Can't blame them, really. I blame myself, however, for jumping to unjustified conclusions. Ah well, as I said: inference is bad.

Ch-ch-ch-changes

nospam@example.com (Axel Eble) — Tue, 01 Nov 2005 00:03:01 +0100

Jon Toigo is annoyed at the lack of progress the information security field has made since the Medieval. I feel his pain, too. But what are the alternatives? Or rather, why are we still using the same concepts? Are we just too stupid to come up with something new or are the concepts just so basic and so sound that there is no better way? Let's take a look at the items Jon mentions.

Access Control: moats and stockades then, firewalls now. Access control is still one of the soundest principles of information security. Control who may access information when and how and you have removed several vulnerabilities and reduced your risk dramatically. However, the technologies being used for access control change considerably over time. Up until the 1980s to 1990s access control meant control of physical access. Computers were large and heavy and access to them could be controlled pretty strictly and fairly easily. Enter The Network - and things shift completely. Or, to be fair, they get expanded. Physical access control is by then pretty much a commodity: people just do it anyway. What's new is that access to the computers is not only available by physical access but by network access as well. While the Light Side had control for an enjoyable while it was only a matter of time until the Dark Side jumped on the bandwagon and started to use the Net for their sinister purposes. So well, Marcus Ranum writes the DEC SEAL and it starts to get a success quite fast: companies hire firewall administrators to take care of these arcane beasts that are tough to tame (alliteration not intended but gladly taken). Fast forward to today: every simple DSL router for home use has a NAT firewall included; the network guys do the firewalls on the side and up come web services with the nice side effect of tunneling "stuff" across HTTP (yes, and other protocols, but HTTP really is ubiquitous by now and a nice example of the ever changing technologies, thank you). So now we have web application firewalls which really are nothing else than application layer proxies. And so it goes, goes round again. (Kudos to Joe Jackson)

Signet Rings and Trusted Certificates - now there you've hit a sore spot, Jon. I don't trust the PKI model with a commercial head - much less even if said head is Verisign. The last piece in the puzzle was their Sitefinder "service" which accidentally broke half the Internet. But really, why do we trust signatures, signets or certificates at all? Chances are, the signature is illegibile anyway so a cursory glance of similarity is all we get. Same with certificates (without even the added benefit of Verisign). No solution there, I'm afraid.

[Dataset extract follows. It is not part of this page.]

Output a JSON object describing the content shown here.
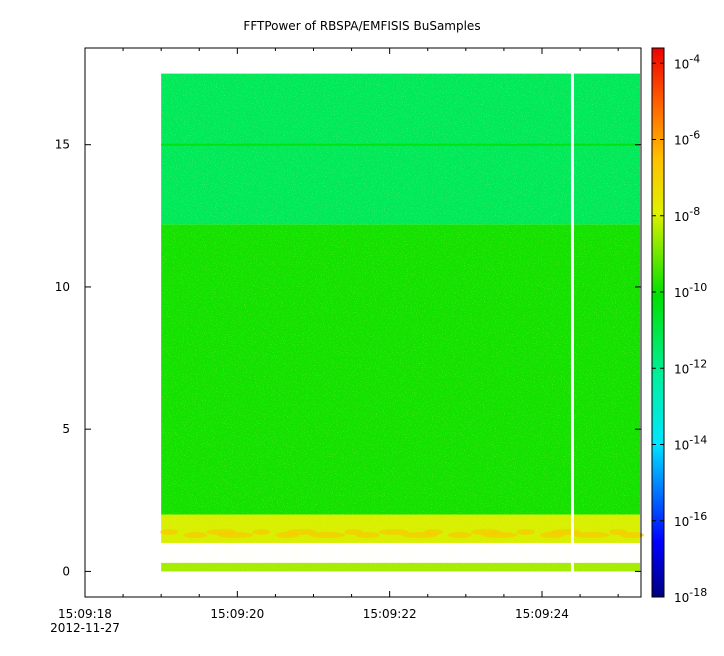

Edicts and Policies - good point, Jon. However, I consider them to lay out the rules by which we play. We agree upon a set of rules to be able to note deviant behaviour and sanction it. Thus, policies and edits are rather useful tools as they prepare the ground for legal skirmishes or, in some cases, provide the opportunity to find out unwanted behaviour in the first place. I wouldn't want to live without them.

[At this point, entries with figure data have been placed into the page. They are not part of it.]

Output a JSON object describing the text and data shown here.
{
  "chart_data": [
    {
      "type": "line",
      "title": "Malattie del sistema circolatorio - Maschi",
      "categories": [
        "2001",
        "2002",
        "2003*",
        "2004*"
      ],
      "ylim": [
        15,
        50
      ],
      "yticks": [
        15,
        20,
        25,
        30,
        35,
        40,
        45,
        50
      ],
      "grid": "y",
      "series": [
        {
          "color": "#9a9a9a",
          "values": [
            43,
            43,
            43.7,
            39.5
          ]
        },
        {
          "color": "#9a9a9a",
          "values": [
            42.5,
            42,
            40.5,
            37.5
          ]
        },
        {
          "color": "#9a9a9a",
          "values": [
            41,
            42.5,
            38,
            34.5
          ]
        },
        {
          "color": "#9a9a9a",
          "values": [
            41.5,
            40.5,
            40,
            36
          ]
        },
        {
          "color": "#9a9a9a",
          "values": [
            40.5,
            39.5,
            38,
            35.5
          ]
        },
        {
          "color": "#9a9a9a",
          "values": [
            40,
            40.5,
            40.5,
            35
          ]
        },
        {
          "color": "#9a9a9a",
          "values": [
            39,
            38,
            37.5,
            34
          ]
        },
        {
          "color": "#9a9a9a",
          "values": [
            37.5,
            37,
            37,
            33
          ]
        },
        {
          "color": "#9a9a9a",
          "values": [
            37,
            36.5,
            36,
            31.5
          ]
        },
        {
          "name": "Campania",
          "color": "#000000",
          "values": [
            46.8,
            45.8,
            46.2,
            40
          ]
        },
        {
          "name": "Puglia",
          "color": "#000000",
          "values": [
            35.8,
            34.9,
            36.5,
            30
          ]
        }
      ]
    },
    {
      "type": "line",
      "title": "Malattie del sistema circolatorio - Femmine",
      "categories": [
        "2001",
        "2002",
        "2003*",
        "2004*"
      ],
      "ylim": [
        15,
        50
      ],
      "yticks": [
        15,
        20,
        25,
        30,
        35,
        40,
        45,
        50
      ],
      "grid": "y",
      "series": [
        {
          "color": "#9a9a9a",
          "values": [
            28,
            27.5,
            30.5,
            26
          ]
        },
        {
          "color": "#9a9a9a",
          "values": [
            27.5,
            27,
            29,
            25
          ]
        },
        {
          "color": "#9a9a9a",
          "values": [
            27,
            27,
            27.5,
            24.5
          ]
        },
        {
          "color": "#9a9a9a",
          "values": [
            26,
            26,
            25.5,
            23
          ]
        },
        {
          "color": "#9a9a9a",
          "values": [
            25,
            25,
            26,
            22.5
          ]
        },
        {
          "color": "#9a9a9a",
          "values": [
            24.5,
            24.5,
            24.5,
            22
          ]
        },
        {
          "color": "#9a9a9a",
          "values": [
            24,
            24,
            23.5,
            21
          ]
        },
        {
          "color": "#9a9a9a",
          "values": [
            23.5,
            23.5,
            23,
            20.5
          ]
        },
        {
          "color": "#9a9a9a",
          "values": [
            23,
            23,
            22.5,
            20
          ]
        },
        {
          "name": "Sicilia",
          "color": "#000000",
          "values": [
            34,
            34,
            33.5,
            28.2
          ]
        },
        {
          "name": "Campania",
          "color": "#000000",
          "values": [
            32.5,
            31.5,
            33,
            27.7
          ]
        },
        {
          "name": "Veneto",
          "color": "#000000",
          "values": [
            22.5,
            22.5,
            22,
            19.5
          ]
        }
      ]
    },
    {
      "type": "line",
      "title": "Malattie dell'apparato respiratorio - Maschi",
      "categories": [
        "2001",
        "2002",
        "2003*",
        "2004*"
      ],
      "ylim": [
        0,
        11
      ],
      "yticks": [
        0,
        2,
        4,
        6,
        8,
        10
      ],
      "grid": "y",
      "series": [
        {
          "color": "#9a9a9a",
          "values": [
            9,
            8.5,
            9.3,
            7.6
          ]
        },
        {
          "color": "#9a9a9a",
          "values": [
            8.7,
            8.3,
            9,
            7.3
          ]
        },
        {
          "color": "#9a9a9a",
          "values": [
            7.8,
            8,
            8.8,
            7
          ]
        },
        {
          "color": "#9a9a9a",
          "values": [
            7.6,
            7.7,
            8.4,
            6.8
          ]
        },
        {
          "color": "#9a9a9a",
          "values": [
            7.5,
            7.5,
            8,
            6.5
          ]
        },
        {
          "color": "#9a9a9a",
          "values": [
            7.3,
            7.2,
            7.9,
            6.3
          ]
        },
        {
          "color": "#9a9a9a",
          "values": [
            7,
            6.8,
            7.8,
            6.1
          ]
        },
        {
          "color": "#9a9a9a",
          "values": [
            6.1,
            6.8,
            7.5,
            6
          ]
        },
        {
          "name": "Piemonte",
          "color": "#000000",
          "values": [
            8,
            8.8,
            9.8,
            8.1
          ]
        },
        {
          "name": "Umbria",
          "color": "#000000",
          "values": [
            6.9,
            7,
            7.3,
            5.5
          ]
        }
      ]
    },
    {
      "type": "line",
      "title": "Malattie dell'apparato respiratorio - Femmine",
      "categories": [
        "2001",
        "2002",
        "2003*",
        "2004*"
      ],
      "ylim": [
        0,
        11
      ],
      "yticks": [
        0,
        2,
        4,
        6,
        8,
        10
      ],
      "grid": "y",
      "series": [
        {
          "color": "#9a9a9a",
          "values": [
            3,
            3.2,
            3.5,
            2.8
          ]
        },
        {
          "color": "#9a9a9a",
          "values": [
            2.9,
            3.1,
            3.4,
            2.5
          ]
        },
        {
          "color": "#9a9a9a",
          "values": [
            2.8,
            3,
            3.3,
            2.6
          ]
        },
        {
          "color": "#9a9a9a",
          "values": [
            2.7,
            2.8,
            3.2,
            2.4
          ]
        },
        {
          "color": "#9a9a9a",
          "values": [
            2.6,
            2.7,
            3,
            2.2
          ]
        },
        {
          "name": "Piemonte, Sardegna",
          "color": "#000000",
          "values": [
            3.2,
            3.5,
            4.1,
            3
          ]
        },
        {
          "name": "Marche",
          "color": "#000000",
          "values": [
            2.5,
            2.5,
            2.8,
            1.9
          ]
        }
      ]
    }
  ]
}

Codes and Encryption are powerful tools, too. Unfortunately, many people tend to forget that encryption is a temporary safeguard at best. Even if the encryption algorithm has no known weaknesses it still will fall given enough time. There's the rise in computing power and the change to other technologies (can you say Quantum Encryption? I knew you could!). As long as people recognize this, they are quite secure. All they have to do is select an algorithm that will possibly keep the information secure as long as it has to be classified.

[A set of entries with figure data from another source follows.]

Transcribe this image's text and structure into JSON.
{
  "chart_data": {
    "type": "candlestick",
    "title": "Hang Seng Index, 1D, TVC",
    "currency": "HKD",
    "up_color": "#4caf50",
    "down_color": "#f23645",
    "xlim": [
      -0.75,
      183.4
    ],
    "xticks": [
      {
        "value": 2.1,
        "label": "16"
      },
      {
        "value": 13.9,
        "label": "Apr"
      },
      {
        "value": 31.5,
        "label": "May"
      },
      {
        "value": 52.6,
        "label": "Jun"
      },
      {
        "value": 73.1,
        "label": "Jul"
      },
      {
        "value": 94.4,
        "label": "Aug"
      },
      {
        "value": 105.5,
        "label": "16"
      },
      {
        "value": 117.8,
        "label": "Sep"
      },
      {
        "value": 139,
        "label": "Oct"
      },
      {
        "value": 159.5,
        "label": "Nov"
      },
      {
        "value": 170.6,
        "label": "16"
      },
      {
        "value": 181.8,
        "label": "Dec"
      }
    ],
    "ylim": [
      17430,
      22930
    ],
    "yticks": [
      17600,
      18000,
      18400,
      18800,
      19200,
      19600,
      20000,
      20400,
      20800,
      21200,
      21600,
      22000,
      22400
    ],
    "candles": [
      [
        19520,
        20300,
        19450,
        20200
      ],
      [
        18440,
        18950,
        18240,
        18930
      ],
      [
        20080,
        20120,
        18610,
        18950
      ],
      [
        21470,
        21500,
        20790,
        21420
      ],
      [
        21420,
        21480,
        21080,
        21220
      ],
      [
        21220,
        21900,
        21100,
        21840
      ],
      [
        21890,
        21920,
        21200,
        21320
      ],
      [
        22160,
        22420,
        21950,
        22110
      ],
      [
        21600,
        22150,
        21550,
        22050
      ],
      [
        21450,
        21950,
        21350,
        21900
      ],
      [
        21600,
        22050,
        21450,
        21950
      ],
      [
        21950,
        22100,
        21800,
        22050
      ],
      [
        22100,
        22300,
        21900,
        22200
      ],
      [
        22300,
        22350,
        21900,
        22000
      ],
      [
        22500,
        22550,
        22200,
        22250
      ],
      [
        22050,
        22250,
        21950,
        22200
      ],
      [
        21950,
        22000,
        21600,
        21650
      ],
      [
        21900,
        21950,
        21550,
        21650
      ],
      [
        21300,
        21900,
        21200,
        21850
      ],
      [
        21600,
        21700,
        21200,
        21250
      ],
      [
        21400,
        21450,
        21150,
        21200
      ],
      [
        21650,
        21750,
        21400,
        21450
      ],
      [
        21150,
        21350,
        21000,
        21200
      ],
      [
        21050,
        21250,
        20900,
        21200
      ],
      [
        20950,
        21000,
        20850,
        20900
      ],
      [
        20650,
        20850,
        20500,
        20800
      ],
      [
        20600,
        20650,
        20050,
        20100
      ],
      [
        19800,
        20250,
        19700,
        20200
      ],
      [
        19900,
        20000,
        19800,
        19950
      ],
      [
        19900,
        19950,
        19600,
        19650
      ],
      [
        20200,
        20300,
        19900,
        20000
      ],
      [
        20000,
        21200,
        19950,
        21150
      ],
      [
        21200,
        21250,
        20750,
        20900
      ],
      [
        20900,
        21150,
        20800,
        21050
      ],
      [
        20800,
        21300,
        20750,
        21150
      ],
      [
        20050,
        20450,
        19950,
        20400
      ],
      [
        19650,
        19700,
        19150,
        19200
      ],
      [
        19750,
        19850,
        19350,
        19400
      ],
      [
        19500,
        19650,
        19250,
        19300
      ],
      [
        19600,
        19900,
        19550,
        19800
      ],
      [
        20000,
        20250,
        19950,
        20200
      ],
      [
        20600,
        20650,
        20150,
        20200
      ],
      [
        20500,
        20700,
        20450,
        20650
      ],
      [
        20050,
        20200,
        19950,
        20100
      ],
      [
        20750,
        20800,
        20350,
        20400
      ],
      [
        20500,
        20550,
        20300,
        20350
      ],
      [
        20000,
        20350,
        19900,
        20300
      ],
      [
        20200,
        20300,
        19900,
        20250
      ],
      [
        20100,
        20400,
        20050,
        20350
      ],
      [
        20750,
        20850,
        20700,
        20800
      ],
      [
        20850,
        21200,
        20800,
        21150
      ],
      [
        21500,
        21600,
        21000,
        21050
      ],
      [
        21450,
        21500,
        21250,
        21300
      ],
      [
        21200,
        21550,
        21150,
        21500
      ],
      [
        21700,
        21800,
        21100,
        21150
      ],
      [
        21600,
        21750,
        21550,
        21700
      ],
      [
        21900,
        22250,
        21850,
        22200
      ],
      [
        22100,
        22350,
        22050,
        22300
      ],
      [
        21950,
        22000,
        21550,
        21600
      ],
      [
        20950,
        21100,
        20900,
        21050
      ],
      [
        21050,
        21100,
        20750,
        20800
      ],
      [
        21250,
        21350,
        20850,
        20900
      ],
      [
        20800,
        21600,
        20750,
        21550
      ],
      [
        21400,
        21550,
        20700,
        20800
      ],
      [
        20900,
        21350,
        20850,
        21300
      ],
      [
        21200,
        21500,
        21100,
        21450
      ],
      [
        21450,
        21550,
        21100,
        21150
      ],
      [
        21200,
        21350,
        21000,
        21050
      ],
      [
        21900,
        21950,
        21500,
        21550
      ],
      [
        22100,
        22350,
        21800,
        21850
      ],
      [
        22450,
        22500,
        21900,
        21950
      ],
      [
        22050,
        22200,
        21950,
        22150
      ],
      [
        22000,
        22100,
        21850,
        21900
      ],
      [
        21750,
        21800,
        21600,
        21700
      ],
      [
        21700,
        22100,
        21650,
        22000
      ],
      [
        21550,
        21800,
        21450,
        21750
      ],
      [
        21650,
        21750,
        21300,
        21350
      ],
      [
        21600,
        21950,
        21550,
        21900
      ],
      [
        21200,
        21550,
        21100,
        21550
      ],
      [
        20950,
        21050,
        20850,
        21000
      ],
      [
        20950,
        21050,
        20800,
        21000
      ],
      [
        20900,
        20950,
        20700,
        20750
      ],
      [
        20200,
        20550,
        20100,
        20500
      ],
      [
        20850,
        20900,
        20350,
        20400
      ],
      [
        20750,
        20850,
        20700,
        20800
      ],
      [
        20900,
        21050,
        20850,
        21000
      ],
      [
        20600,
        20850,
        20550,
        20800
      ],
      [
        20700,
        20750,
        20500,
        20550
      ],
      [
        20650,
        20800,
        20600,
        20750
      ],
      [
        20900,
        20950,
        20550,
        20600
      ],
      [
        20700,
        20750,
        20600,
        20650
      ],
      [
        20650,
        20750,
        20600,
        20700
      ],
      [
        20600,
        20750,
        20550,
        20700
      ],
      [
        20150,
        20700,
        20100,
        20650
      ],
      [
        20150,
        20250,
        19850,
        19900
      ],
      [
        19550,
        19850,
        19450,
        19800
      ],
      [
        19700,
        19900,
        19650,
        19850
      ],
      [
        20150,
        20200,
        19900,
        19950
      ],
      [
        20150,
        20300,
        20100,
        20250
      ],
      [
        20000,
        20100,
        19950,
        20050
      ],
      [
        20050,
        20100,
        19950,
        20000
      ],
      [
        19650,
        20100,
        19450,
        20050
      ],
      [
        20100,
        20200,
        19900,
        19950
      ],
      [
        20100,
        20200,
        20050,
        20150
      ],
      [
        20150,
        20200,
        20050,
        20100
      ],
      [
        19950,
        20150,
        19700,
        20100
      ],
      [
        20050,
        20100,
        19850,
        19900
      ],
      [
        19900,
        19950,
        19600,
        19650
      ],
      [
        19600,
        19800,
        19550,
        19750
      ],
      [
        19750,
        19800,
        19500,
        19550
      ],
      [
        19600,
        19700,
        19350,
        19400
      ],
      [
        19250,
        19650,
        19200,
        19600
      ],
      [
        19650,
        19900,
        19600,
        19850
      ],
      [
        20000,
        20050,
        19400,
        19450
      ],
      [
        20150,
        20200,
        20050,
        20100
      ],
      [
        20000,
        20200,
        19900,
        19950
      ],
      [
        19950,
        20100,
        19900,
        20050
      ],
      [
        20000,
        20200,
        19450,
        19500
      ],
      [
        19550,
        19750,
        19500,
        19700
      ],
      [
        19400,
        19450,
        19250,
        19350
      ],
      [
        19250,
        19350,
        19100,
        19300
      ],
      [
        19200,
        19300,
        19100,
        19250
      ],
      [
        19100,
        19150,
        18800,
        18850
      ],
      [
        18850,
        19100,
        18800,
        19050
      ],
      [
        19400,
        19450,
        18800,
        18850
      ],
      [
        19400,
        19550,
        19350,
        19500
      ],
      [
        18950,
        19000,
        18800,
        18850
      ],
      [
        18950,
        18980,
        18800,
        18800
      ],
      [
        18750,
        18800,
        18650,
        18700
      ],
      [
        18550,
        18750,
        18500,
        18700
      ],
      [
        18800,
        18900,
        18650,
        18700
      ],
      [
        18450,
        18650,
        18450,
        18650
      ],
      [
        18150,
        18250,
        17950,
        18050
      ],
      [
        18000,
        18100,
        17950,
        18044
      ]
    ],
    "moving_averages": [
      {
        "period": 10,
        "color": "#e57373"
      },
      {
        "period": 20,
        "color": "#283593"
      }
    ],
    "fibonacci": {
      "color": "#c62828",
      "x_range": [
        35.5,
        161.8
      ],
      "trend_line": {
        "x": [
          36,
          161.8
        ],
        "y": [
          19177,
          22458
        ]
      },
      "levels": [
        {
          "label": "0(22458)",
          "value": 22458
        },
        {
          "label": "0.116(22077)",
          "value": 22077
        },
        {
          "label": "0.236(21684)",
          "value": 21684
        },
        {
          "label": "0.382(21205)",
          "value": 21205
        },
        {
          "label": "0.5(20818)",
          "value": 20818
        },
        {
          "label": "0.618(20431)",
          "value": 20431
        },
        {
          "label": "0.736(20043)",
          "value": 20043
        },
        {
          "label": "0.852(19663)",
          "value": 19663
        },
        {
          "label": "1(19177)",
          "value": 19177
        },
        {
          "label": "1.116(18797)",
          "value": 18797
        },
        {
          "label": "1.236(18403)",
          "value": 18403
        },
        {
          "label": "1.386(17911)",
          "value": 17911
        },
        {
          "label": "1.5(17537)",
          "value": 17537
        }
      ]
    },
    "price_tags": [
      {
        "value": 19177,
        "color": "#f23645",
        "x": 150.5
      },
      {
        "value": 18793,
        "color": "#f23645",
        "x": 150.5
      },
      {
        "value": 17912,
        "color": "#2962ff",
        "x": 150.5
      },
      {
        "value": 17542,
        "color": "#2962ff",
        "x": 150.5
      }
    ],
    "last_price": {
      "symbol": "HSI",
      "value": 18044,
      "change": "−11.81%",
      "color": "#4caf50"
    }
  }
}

Interestingly enough, the bad guys don't seem to have learned either how to circumvent the safeguards we set up. Either they are as caught in our ways of thinking or there simply Is No Better Way at the moment.

What do you think?

All of this, however, has nothing to do with vendors coming up with new products all along instead of listening to what the customers want - just like in the storage market. Thanks for the eye-opener, Jon!